I also must say a huge thanks to my major professor and mentor, Dr. King. You gave me the idea for this study and enlightened me in ways you never would have imagined along the way. Thanks so much for being in the lab so many times before 6am so that you could put in a catheter for my subjects. You have taught me many things throughout working with you, including unforgettable lessons on perservering through difficult times when you want to give up, dealing with life when nothing seems to go right, and always trying to figure things out on your own first before relying first on others. I know that while I was struggling with life, you also had difficult times .... and I only hope I helped you or influenced you a tenth of as much as you did me.
I must also acknowledge and thank Greg Brown, a Ph.D. student who no matter how busy he was, always had the time to listen to my questions and help me out. Greg, you are a very intelligent person who is even going to make an even better teacher in the future. I wish you the best of luck! Oh, I am sorry for losing your endocrinology textbook and bound thesis ... those theives better pay! © I would also like to thank Dr. Sharp for helping me out with the thesis process when Dr. King was sick. Dr. Kohut and Dr.
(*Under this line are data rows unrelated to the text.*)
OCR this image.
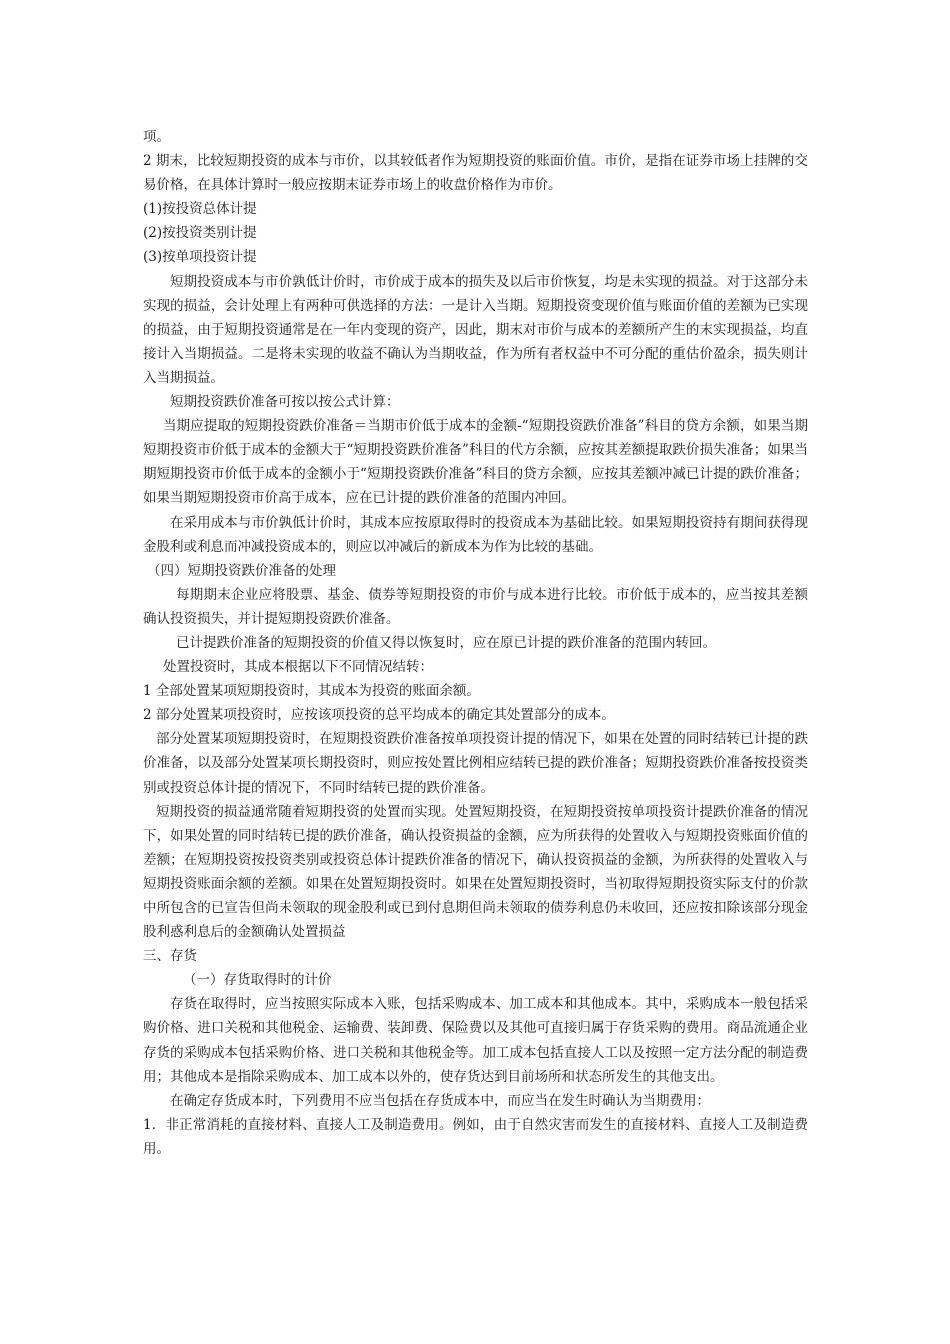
项。

2 期末，比较短期投资的成本与市价，以其较低者作为短期投资的账面价值。市价，是指在证券市场上挂牌的交易价格，在具体计算时一般应按期末证券市场上的收盘价格作为市价。

(1)按投资总体计提

(2)按投资类别计提

(3)按单项投资计提

短期投资成本与市价孰低计价时，市价成于成本的损失及以后市价恢复，均是未实现的损益。对于这部分未实现的损益，会计处理上有两种可供选择的方法：一是计入当期。短期投资变现价值与账面价值的差额为已实现的损益，由于短期投资通常是在一年内变现的资产，因此，期末对市价与成本的差额所产生的末实现损益，均直接计入当期损益。二是将未实现的收益不确认为当期收益，作为所有者权益中不可分配的重估价盈余，损失则计入当期损益。

短期投资跌价准备可按以按公式计算：

当期应提取的短期投资跌价准备＝当期市价低于成本的金额-“短期投资跌价准备”科目的贷方余额，如果当期短期投资市价低于成本的金额大于“短期投资跌价准备”科目的代方余额，应按其差额提取跌价损失准备；如果当期短期投资市价低于成本的金额小于“短期投资跌价准备”科目的贷方余额，应按其差额冲减已计提的跌价准备；如果当期短期投资市价高于成本，应在已计提的跌价准备的范围内冲回。

在采用成本与市价孰低计价时，其成本应按原取得时的投资成本为基础比较。如果短期投资持有期间获得现金股利或利息而冲减投资成本的，则应以冲减后的新成本为作为比较的基础。

（四）短期投资跌价准备的处理

每期期末企业应将股票、基金、债券等短期投资的市价与成本进行比较。市价低于成本的，应当按其差额确认投资损失，并计提短期投资跌价准备。

已计提跌价准备的短期投资的价值又得以恢复时，应在原已计提的跌价准备的范围内转回。

处置投资时，其成本根据以下不同情况结转：

1 全部处置某项短期投资时，其成本为投资的账面余额。

2 部分处置某项投资时，应按该项投资的总平均成本的确定其处置部分的成本。

部分处置某项短期投资时，在短期投资跌价准备按单项投资计提的情况下，如果在处置的同时结转已计提的跌价准备，以及部分处置某项长期投资时，则应按处置比例相应结转已提的跌价准备；短期投资跌价准备按投资类别或投资总体计提的情况下，不同时结转已提的跌价准备。

短期投资的损益通常随着短期投资的处置而实现。处置短期投资，在短期投资按单项投资计提跌价准备的情况下，如果处置的同时结转已提的跌价准备，确认投资损益的金额，应为所获得的处置收入与短期投资账面价值的差额；在短期投资按投资类别或投资总体计提跌价准备的情况下，确认投资损益的金额，为所获得的处置收入与短期投资账面余额的差额。如果在处置短期投资时。如果在处置短期投资时，当初取得短期投资实际支付的价款中所包含的已宣告但尚未领取的现金股利或已到付息期但尚未领取的债券利息仍未收回，还应按扣除该部分现金股利惑利息后的金额确认处置损益

三、存货

（一）存货取得时的计价

存货在取得时，应当按照实际成本入账，包括采购成本、加工成本和其他成本。其中，采购成本一般包括采购价格、进口关税和其他税金、运输费、装卸费、保险费以及其他可直接归属于存货采购的费用。商品流通企业存货的采购成本包括采购价格、进口关税和其他税金等。加工成本包括直接人工以及按照一定方法分配的制造费用；其他成本是指除采购成本、加工成本以外的，使存货达到目前场所和状态所发生的其他支出。

在确定存货成本时，下列费用不应当包括在存货成本中，而应当在发生时确认为当期费用：

1．非正常消耗的直接材料、直接人工及制造费用。例如，由于自然灾害而发生的直接材料、直接人工及制造费用。
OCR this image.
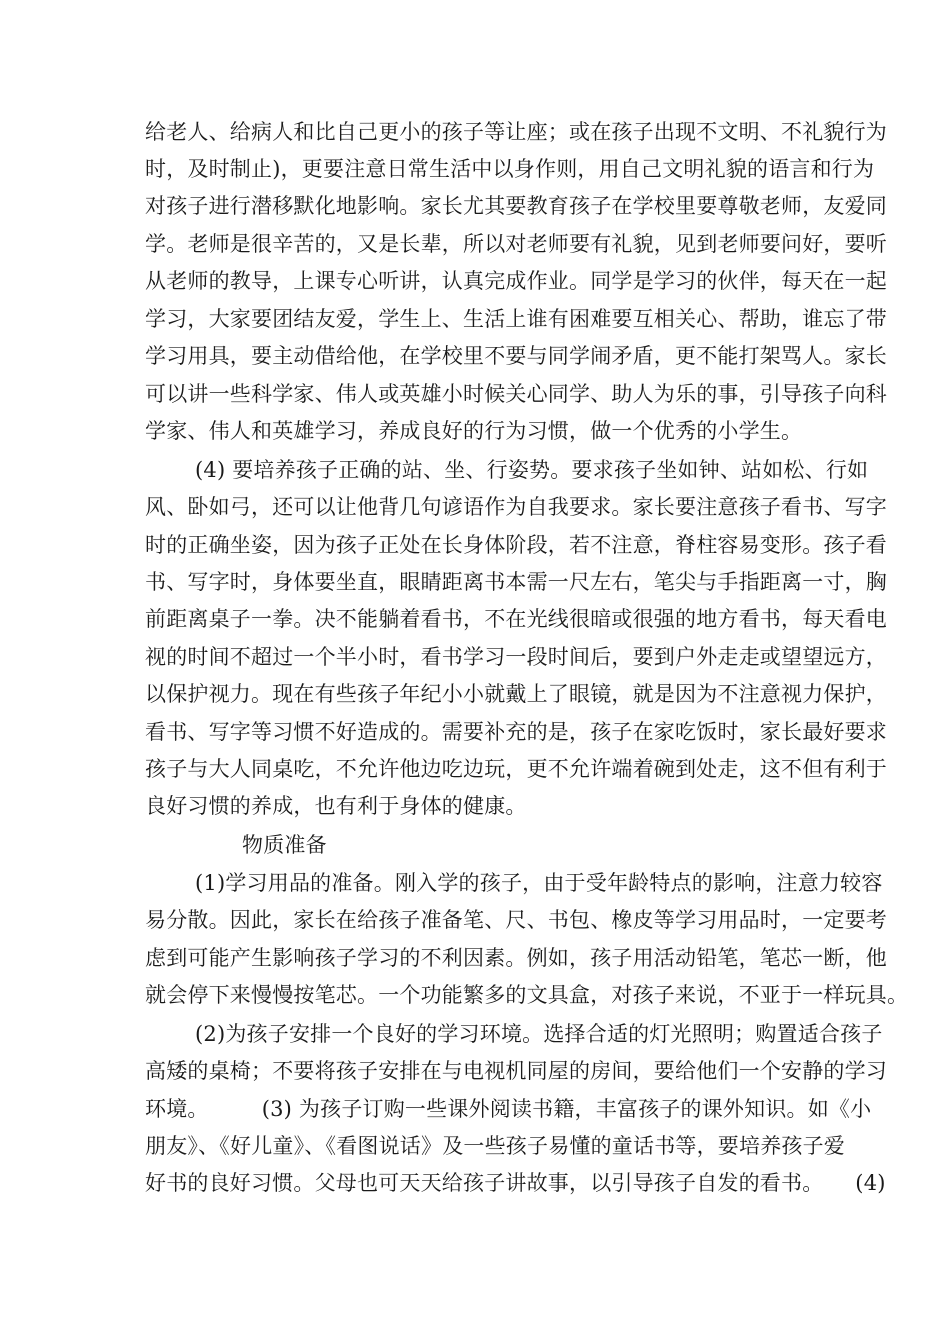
给老人、给病人和比自己更小的孩子等让座；或在孩子出现不文明、不礼貌行为
时，及时制止)，更要注意日常生活中以身作则，用自己文明礼貌的语言和行为
对孩子进行潜移默化地影响。家长尤其要教育孩子在学校里要尊敬老师，友爱同
学。老师是很辛苦的，又是长辈，所以对老师要有礼貌，见到老师要问好，要听
从老师的教导，上课专心听讲，认真完成作业。同学是学习的伙伴，每天在一起
学习，大家要团结友爱，学生上、生活上谁有困难要互相关心、帮助，谁忘了带
学习用具，要主动借给他，在学校里不要与同学闹矛盾，更不能打架骂人。家长
可以讲一些科学家、伟人或英雄小时候关心同学、助人为乐的事，引导孩子向科
学家、伟人和英雄学习，养成良好的行为习惯，做一个优秀的小学生。
(4) 要培养孩子正确的站、坐、行姿势。要求孩子坐如钟、站如松、行如
风、卧如弓，还可以让他背几句谚语作为自我要求。家长要注意孩子看书、写字
时的正确坐姿，因为孩子正处在长身体阶段，若不注意，脊柱容易变形。孩子看
书、写字时，身体要坐直，眼睛距离书本需一尺左右，笔尖与手指距离一寸，胸
前距离桌子一拳。决不能躺着看书，不在光线很暗或很强的地方看书，每天看电
视的时间不超过一个半小时，看书学习一段时间后，要到户外走走或望望远方，
以保护视力。现在有些孩子年纪小小就戴上了眼镜，就是因为不注意视力保护，
看书、写字等习惯不好造成的。需要补充的是，孩子在家吃饭时，家长最好要求
孩子与大人同桌吃，不允许他边吃边玩，更不允许端着碗到处走，这不但有利于
良好习惯的养成，也有利于身体的健康。
物质准备
(1)学习用品的准备。刚入学的孩子，由于受年龄特点的影响，注意力较容
易分散。因此，家长在给孩子准备笔、尺、书包、橡皮等学习用品时，一定要考
虑到可能产生影响孩子学习的不利因素。例如，孩子用活动铅笔，笔芯一断，他
就会停下来慢慢按笔芯。一个功能繁多的文具盒，对孩子来说，不亚于一样玩具。
(2)为孩子安排一个良好的学习环境。选择合适的灯光照明；购置适合孩子
高矮的桌椅；不要将孩子安排在与电视机同屋的房间，要给他们一个安静的学习
环境。　　　(3) 为孩子订购一些课外阅读书籍，丰富孩子的课外知识。如《小
朋友》、《好儿童》、《看图说话》及一些孩子易懂的童话书等，要培养孩子爱
好书的良好习惯。父母也可天天给孩子讲故事，以引导孩子自发的看书。　　(4)
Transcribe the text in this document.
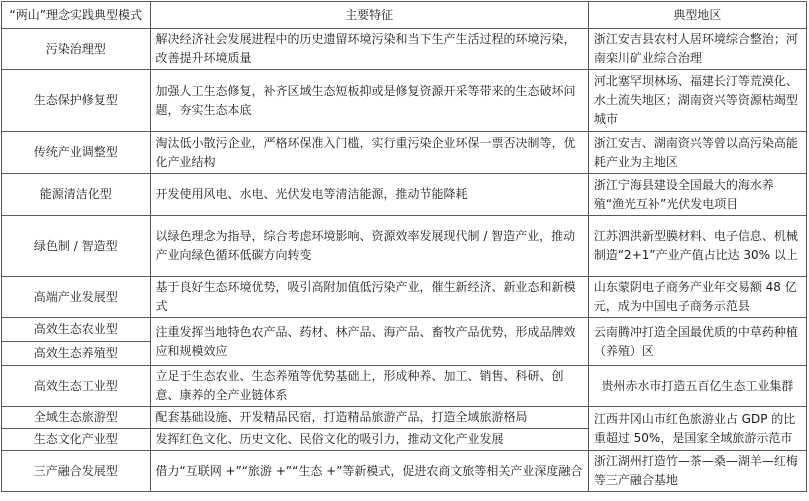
“两山”理念实践典型模式	主要特征	典型地区
污染治理型	解决经济社会发展进程中的历史遗留环境污染和当下生产生活过程的环境污染，改善提升环境质量	浙江安吉县农村人居环境综合整治；河南栾川矿业综合治理
生态保护修复型	加强人工生态修复，补齐区域生态短板抑或是修复资源开采等带来的生态破坏问题，夯实生态本底	河北塞罕坝林场、福建长汀等荒漠化、水土流失地区；湖南资兴等资源枯竭型城市
传统产业调整型	淘汰低小散污企业，严格环保准入门槛，实行重污染企业环保一票否决制等，优化产业结构	浙江安吉、湖南资兴等曾以高污染高能耗产业为主地区
能源清洁化型	开发使用风电、水电、光伏发电等清洁能源，推动节能降耗	浙江宁海县建设全国最大的海水养殖“渔光互补”光伏发电项目
绿色制 / 智造型	以绿色理念为指导，综合考虑环境影响、资源效率发展现代制 / 智造产业，推动产业向绿色循环低碳方向转变	江苏泗洪新型膜材料、电子信息、机械制造“2+1”产业产值占比达 30% 以上
高端产业发展型	基于良好生态环境优势，吸引高附加值低污染产业，催生新经济、新业态和新模式	山东蒙阴电子商务产业年交易额 48 亿元，成为中国电子商务示范县
高效生态农业型	注重发挥当地特色农产品、药材、林产品、海产品、畜牧产品优势，形成品牌效应和规模效应	云南腾冲打造全国最优质的中草药种植（养殖）区
高效生态养殖型		
高效生态工业型	立足于生态农业、生态养殖等优势基础上，形成种养、加工、销售、科研、创意、康养的全产业链体系	贵州赤水市打造五百亿生态工业集群
全域生态旅游型	配套基础设施、开发精品民宿，打造精品旅游产品，打造全域旅游格局	江西井冈山市红色旅游业占 GDP 的比重超过 50%，是国家全域旅游示范市
生态文化产业型	发挥红色文化、历史文化、民俗文化的吸引力，推动文化产业发展	
三产融合发展型	借力“互联网 +”“旅游 +”“生态 +”等新模式，促进农商文旅等相关产业深度融合	浙江湖州打造竹—茶—桑—湖羊—红梅等三产融合基地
Allekel, thanks so much for being on my POS committee and taking the time to look over my thesis.
Lastly, I would like to thank Wes Hammitt and Dave Vannier. These two great friends allowed me to live in their apartment with them for free during my final semester of completing my thesis. You made this final semester enjoyable when I came back to Ames and helped me relieve some of the stress. Thanks for your kindness and support!